To improve Gemini, contractors are working with GlobalLogic, an outsourcing company owned by Hitachiare routinely asked to rate AI-generated answers based on aspects corresponding to “truthfulness.”
These contractors were, until recently, in a position to “skip” certain prompts, thereby opting out of evaluating various AI-written responses to those prompts if the prompt was well beyond their expertise. For example, a contractor might skip a prompt that asked a distinct segment query about cardiology since the contractor had no scientific background.
But last week, GlobalLogic announced a change from Google that will now not allow contractors to skip such prompts, no matter their very own expertise.
Internal correspondence seen by TechCrunch shows that the rules previously stated: “If you do not need critical expertise (e.g., coding, math) to guage this prompt, please skip this task.”
But now the rules say, “You shouldn’t skip prompts that require specific domain knowledge.” Instead, contractors are asked to “evaluate the portions of the prompt that you just understand” and add a note that they do not need domain knowledge.
This has raised direct concerns about Gemini's accuracy on certain topics, as contractors are sometimes tasked with evaluating highly technical AI responses on topics corresponding to rare diseases that they haven’t any experience with.
“I believed the purpose of skipping was to extend accuracy by giving it to someone higher?” a contractor mentioned in internal correspondence, seen by TechCrunch.

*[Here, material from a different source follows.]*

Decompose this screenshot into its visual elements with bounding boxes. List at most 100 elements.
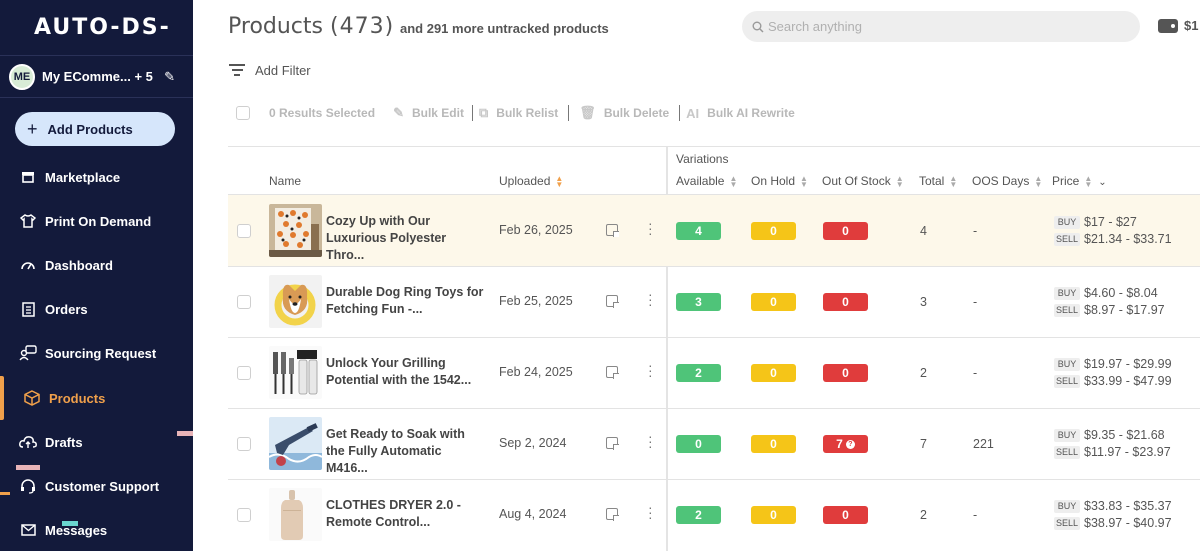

Contractors can now only skip prompts in two cases: in the event that they “completely lack information corresponding to the complete prompt or response” or in the event that they contain harmful content that requires special consent forms to guage, in line with the brand new guidelines.
Google didn’t reply to TechCrunch's requests for comment as of press time. After publishing this story, Google, which didn’t dispute our reporting, told TechCrunch that the corporate is “constantly working to enhance the factual accuracy of Gemini.”
“Assessors perform a wide selection of tasks across many alternative Google products and platforms,” said Google spokeswoman Shira McNamara. “They not only review answers for content, but additionally provide beneficial feedback on style, format and other aspects. The rankings they supply do circuitously impact our algorithms, but taken as an entire they’re a useful data point to assist us measure how well our systems are performing.”